The window between pore pressure and fracture gradient is usually the most critical factor in well design. The width of this window dictates well control and loss circulation prevention. Most notably, in deep offshore basins this window becomes narrower which makes it more challenging to control the ECD. Similar scenario happens in highly deviated and/or horizontal borehole in which fracture gradient significantly decrease as deviation angle increases.
To mitigate the small tolerance between pore pressure and fracture gradients an engineering practice referred to as "wellbore strengthening" is conducted to increase the fracture gradient. The method relies on propping and/or sealing the fractures with specially designed materials. Different competing theories exist for wellbore strengthening mechanisms. These can be categorized into two groups.

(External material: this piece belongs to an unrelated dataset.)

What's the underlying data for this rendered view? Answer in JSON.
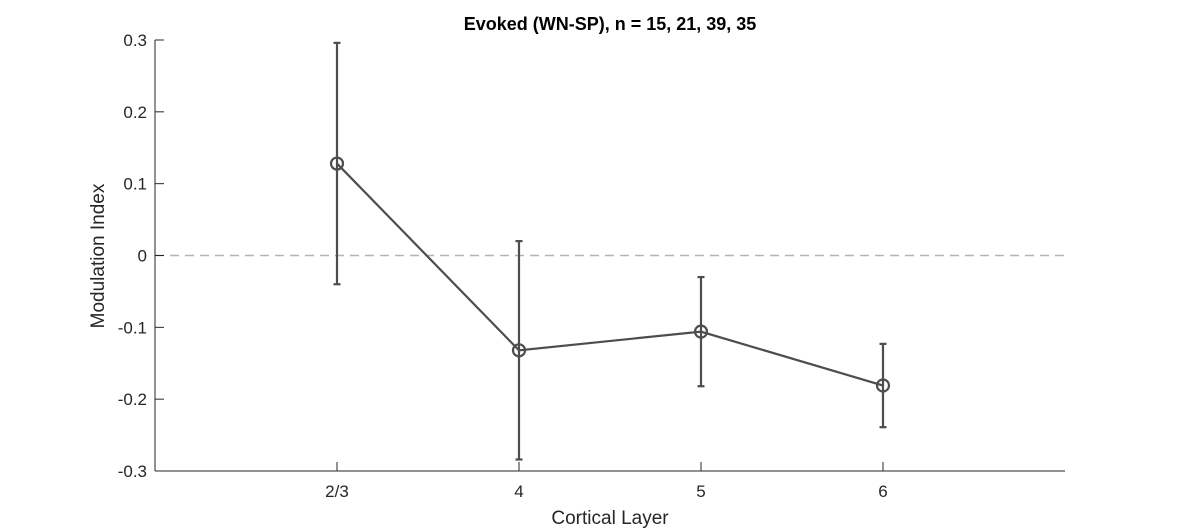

The first group believes that strengthening happens as a result of increasing wellbore hoop stress when a wedge inserted into the fracture while the second group emphasis on fracture tip isolation with suitable materials and enhancing fracture propagation pressure. The existing numerical models and lab experiments done so far did not fully replicate the same operational phenomenon to understand the true mechanism.

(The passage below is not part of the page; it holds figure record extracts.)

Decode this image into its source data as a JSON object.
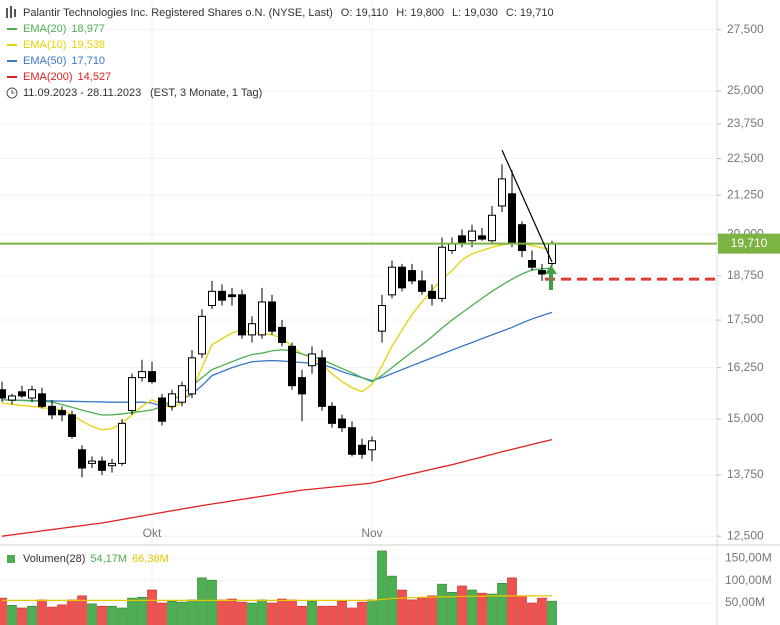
{
  "chart_data": [
    {
      "type": "candlestick",
      "title": "Palantir Technologies Inc. Registered Shares o.N. (NYSE, Last)",
      "ohlc": [
        "O: 19,110",
        "H: 19,800",
        "L: 19,030",
        "C: 19,710"
      ],
      "subtitle": "11.09.2023 - 28.11.2023",
      "period": "(EST, 3 Monate, 1 Tag)",
      "categories": [
        null,
        null,
        null,
        null,
        null,
        null,
        null,
        null,
        null,
        null,
        null,
        null,
        null,
        null,
        null,
        "Okt",
        null,
        null,
        null,
        null,
        null,
        null,
        null,
        null,
        null,
        null,
        null,
        null,
        null,
        null,
        null,
        null,
        null,
        null,
        null,
        null,
        null,
        "Nov",
        null,
        null,
        null,
        null,
        null,
        null,
        null,
        null,
        null,
        null,
        null,
        null,
        null,
        null,
        null,
        null,
        null,
        null
      ],
      "open": [
        15700,
        15450,
        15650,
        15500,
        15600,
        15300,
        15200,
        15100,
        14300,
        14000,
        14050,
        13950,
        14000,
        15200,
        16000,
        16150,
        15500,
        15300,
        15400,
        15600,
        16600,
        17900,
        18300,
        18200,
        18200,
        17100,
        17100,
        18000,
        17300,
        16800,
        16000,
        16300,
        16500,
        15300,
        15000,
        14800,
        14400,
        14300,
        17200,
        18200,
        19000,
        18900,
        18600,
        18300,
        18100,
        19500,
        19950,
        19800,
        19950,
        19800,
        20900,
        21300,
        20300,
        19200,
        18900,
        19110
      ],
      "high": [
        15900,
        15600,
        15800,
        15800,
        15750,
        15450,
        15300,
        15200,
        14400,
        14150,
        14150,
        14100,
        15000,
        16100,
        16450,
        16400,
        15600,
        15700,
        15900,
        16700,
        17800,
        18600,
        18500,
        18400,
        18350,
        17600,
        18400,
        18200,
        17500,
        16900,
        16200,
        16800,
        16700,
        15400,
        15100,
        14950,
        14550,
        14600,
        18200,
        19200,
        19100,
        19100,
        18900,
        18500,
        19900,
        19900,
        20150,
        20300,
        20200,
        20900,
        22300,
        22100,
        20400,
        19500,
        19100,
        19800
      ],
      "low": [
        15400,
        15350,
        15500,
        15400,
        15250,
        15000,
        14950,
        14550,
        13700,
        13900,
        13750,
        13800,
        13950,
        15100,
        15900,
        15850,
        14850,
        15200,
        15300,
        15500,
        16500,
        17800,
        17900,
        17900,
        17000,
        16900,
        17000,
        17100,
        16800,
        15700,
        14950,
        16100,
        15200,
        14800,
        14700,
        14150,
        14100,
        14050,
        16900,
        18100,
        18300,
        18500,
        18200,
        17900,
        18000,
        19400,
        19600,
        19600,
        19800,
        19700,
        20700,
        19600,
        19300,
        18900,
        18600,
        19030
      ],
      "close": [
        15500,
        15550,
        15550,
        15700,
        15300,
        15100,
        15100,
        14600,
        13900,
        14050,
        13850,
        14000,
        14900,
        16000,
        16150,
        15900,
        14950,
        15600,
        15800,
        16500,
        17600,
        18300,
        18050,
        18150,
        17100,
        17400,
        18000,
        17200,
        16900,
        15800,
        15600,
        16600,
        15300,
        14900,
        14800,
        14200,
        14200,
        14500,
        17900,
        19000,
        18400,
        18600,
        18300,
        18100,
        19600,
        19700,
        19700,
        20100,
        19850,
        20600,
        21800,
        19700,
        19500,
        19000,
        18800,
        19710
      ],
      "series": [
        {
          "name": "EMA(20)",
          "color": "#4caf50",
          "legend_value": "18,977",
          "values": [
            15455,
            15450,
            15440,
            15430,
            15420,
            15405,
            15340,
            15280,
            15210,
            15150,
            15095,
            15100,
            15120,
            15150,
            15180,
            15215,
            15300,
            15450,
            15580,
            15800,
            16000,
            16200,
            16300,
            16400,
            16500,
            16585,
            16620,
            16680,
            16710,
            16680,
            16600,
            16530,
            16455,
            16340,
            16230,
            16120,
            16000,
            15900,
            16050,
            16250,
            16450,
            16650,
            16840,
            17050,
            17280,
            17500,
            17700,
            17900,
            18100,
            18300,
            18480,
            18650,
            18800,
            18920,
            18950,
            18977
          ]
        },
        {
          "name": "EMA(10)",
          "color": "#e6d200",
          "legend_value": "19,538",
          "values": [
            15380,
            15350,
            15320,
            15300,
            15270,
            15240,
            15215,
            15100,
            14950,
            14830,
            14750,
            14780,
            14900,
            15100,
            15300,
            15455,
            15350,
            15260,
            15400,
            15700,
            16250,
            16840,
            17000,
            17150,
            17230,
            17150,
            17150,
            17100,
            17020,
            16800,
            16600,
            16500,
            16330,
            16100,
            15900,
            15750,
            15655,
            15830,
            16300,
            16800,
            17230,
            17650,
            18000,
            18340,
            18650,
            18900,
            19215,
            19400,
            19500,
            19600,
            19670,
            19720,
            19720,
            19650,
            19580,
            19538
          ]
        },
        {
          "name": "EMA(50)",
          "color": "#3a78c9",
          "legend_value": "17,710",
          "values": [
            15455,
            15450,
            15445,
            15440,
            15435,
            15430,
            15425,
            15420,
            15415,
            15410,
            15405,
            15400,
            15400,
            15400,
            15400,
            15380,
            15300,
            15350,
            15450,
            15600,
            15800,
            16050,
            16150,
            16250,
            16330,
            16400,
            16420,
            16430,
            16420,
            16400,
            16380,
            16360,
            16330,
            16250,
            16150,
            16070,
            16000,
            15925,
            16000,
            16100,
            16200,
            16300,
            16400,
            16500,
            16600,
            16700,
            16800,
            16900,
            17000,
            17100,
            17200,
            17300,
            17420,
            17530,
            17620,
            17710
          ]
        },
        {
          "name": "EMA(200)",
          "color": "#e02020",
          "legend_value": "14,527",
          "values": [
            12500,
            12526,
            12552,
            12578,
            12604,
            12630,
            12656,
            12682,
            12708,
            12734,
            12760,
            12795,
            12830,
            12865,
            12900,
            12935,
            12970,
            13005,
            13040,
            13075,
            13110,
            13142,
            13174,
            13206,
            13238,
            13270,
            13302,
            13334,
            13366,
            13398,
            13430,
            13451,
            13472,
            13493,
            13514,
            13535,
            13556,
            13580,
            13629,
            13678,
            13727,
            13776,
            13825,
            13874,
            13923,
            13970,
            14027,
            14084,
            14141,
            14198,
            14255,
            14310,
            14365,
            14420,
            14475,
            14527
          ]
        }
      ],
      "levels": [
        {
          "value": 19710,
          "label": "19,710",
          "color": "#7cb342"
        },
        {
          "value": 18650,
          "color": "#e53935",
          "dashed": true
        }
      ],
      "trendline": {
        "x": [
          50,
          55
        ],
        "values": [
          22800,
          19150
        ],
        "color": "#000000"
      },
      "log": true,
      "grid": true,
      "ylim": [
        12330,
        28800
      ],
      "yticks": [
        {
          "value": 27500,
          "label": "27,500"
        },
        {
          "value": 25000,
          "label": "25,000"
        },
        {
          "value": 23750,
          "label": "23,750"
        },
        {
          "value": 22500,
          "label": "22,500"
        },
        {
          "value": 21250,
          "label": "21,250"
        },
        {
          "value": 20000,
          "label": "20,000"
        },
        {
          "value": 18750,
          "label": "18,750"
        },
        {
          "value": 17500,
          "label": "17,500"
        },
        {
          "value": 16250,
          "label": "16,250"
        },
        {
          "value": 15000,
          "label": "15,000"
        },
        {
          "value": 13750,
          "label": "13,750"
        },
        {
          "value": 12500,
          "label": "12,500"
        }
      ]
    },
    {
      "type": "bar",
      "legend": "Volumen(28)",
      "value_label": "54,17M",
      "color_up": "#4caf50",
      "color_down": "#ef5350",
      "values": [
        61,
        45,
        39,
        43,
        57,
        41,
        46,
        57,
        66,
        48,
        43,
        43,
        39,
        61,
        63,
        79,
        50,
        54,
        52,
        57,
        106,
        101,
        57,
        59,
        52,
        50,
        57,
        50,
        59,
        57,
        43,
        54,
        43,
        43,
        54,
        39,
        52,
        57,
        166,
        110,
        79,
        57,
        61,
        66,
        92,
        74,
        88,
        79,
        72,
        70,
        94,
        106,
        66,
        50,
        61,
        54.17
      ],
      "average": {
        "color": "#e6c700",
        "value_label": "66,38M",
        "values": [
          56,
          56,
          56,
          56,
          56,
          56,
          56,
          56,
          56,
          56,
          56,
          56,
          56,
          56,
          56,
          56,
          56,
          56,
          56,
          56,
          56,
          56,
          56,
          56,
          56,
          56,
          56,
          56,
          56,
          56,
          56,
          56,
          56,
          56,
          56,
          56,
          56,
          56,
          58,
          60,
          61,
          62,
          63,
          63,
          64,
          64,
          65,
          65,
          65,
          66,
          66,
          66,
          66,
          66,
          66,
          66.38
        ]
      },
      "ylim": [
        0,
        177
      ],
      "yticks": [
        {
          "value": 50,
          "label": "50,00M"
        },
        {
          "value": 100,
          "label": "100,00M"
        },
        {
          "value": 150,
          "label": "150,00M"
        }
      ]
    }
  ]
}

The main objective of this study was to compare the existing wellbore strengthening models using both numerical simulations and analytical solution for different field cases. Results of finite-element analysis for fracture initiation, propagation, sealing and stress changes after each step are provided. Our numerical results indicate that wellbore hoop stress cannot be higher than its ideal case in the fractured zone by plugging and/or sealing fractures. However, strengthening the wellbore and increasing the fracture gradient can be done by enhancing fracture propagation pressure.